Illustration einer großen Zelle, die von einer Person in Schutzkleidung mit einem großen Pinsel bestrichen wird.

Handspiel

Blitzschnell greifen Zara und Moe nach Würfeln, Kugeln und Stangen. 50 Objekte unterschiedlicher Größe und Form haben die Forscher den Rhesusaffen am Deutschen Primatenzentrum, Leibniz-Institut für Primatenforschung, hingelegt, um ihre Greifbewegungen zu untersuchen. Die Tiere tragen einen elektromagnetischen Datenhandschuh, der jede Handbewegung registriert. Sensoren überwachen ihre Hirnströme, Kameras dokumentieren die Versuche.

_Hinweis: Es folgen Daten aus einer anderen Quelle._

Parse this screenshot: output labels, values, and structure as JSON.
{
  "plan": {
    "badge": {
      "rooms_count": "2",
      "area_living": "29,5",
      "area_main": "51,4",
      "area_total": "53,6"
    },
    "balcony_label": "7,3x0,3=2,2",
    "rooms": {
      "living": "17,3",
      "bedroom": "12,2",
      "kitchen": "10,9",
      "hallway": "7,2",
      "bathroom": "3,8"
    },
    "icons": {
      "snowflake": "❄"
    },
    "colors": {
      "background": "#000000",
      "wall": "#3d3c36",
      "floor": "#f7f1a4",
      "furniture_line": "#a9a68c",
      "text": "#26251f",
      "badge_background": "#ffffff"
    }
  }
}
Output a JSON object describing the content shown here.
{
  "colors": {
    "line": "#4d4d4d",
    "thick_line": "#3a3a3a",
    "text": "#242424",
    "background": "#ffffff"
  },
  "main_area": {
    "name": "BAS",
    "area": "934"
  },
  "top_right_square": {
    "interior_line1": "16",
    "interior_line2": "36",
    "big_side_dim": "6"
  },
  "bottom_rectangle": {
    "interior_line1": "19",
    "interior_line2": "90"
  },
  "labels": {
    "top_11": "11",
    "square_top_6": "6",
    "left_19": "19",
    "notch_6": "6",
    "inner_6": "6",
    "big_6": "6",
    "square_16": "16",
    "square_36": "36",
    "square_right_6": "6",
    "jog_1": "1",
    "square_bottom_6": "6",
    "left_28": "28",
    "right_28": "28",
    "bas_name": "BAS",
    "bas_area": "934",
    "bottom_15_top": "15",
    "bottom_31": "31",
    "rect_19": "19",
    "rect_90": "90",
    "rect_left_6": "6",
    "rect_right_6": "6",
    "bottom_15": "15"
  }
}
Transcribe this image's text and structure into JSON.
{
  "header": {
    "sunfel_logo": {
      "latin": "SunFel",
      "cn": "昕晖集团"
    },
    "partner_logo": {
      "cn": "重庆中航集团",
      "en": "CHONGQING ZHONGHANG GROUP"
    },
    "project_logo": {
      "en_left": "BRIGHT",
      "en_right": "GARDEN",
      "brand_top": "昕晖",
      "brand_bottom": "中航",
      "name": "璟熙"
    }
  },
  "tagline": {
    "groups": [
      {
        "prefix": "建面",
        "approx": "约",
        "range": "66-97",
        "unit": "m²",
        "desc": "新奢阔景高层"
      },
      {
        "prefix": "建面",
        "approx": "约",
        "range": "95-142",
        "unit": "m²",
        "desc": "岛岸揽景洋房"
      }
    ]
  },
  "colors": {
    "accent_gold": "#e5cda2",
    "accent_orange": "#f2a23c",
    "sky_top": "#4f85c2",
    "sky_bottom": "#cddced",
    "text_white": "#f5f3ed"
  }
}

Die gesammelten Beobachtungen bilden die Grundlage für die Prothesen der Zukunft, an denen die Göttinger Neurobiologen Hansjörg Scherberger und Stefan Schaffelhofer arbeiten. Neuroprothesen kommen zum Einsatz, wenn die Bewegungsbefehle des Gehirns nicht mehr ihre Empfänger erreichen. Ein Beispiel ist die Querschnittslähmung: Arme und Beine sind zwar intakt, aber die Nervenverbindung ist beschädigt. Die Neuroprothese soll sie überbrücken. Das Problem ist, dass man bisher nicht weiß, an welchen Punkten im Gehirn dazu Elektroden platziert werden müssen. »In unseren Greifversuchen wollten wir herausfinden, welche Hirnbereiche visuelle Informationen über die Objekte verarbeiten, über ihre Form und Größe zum Beispiel«, sagt Stefan Schaffelhofer. »Außerdem ging es uns um die motorischen Eigenschaften der Hand: In welcher Hirnregion werden Stärke und Art des Griffes bestimmt?«

Das Ergebnis: Zunächst verarbeitet das Hirnareal »AIP« die visuellen Informationen über das Objekt, Areal »F5« wandelt sie in Greifbefehle um, »M1« sendet den Befehl zum Ausführen. »Jetzt wollen wir verstehen, wie die Informationen zwischen diesen drei Hirnarealen ausgetauscht werden«, sagt Hansjörg Scherberger. »Erst wenn wir alle diese Informationen haben, können wir die Neuroprothesen so programmieren, dass sie die gekappten Verbindungen zwischen Gehirn und Hand wiederherstellen können.«

Illustration einer Handprotese, deren Zeigefinder halb in einem Handschuh steckt.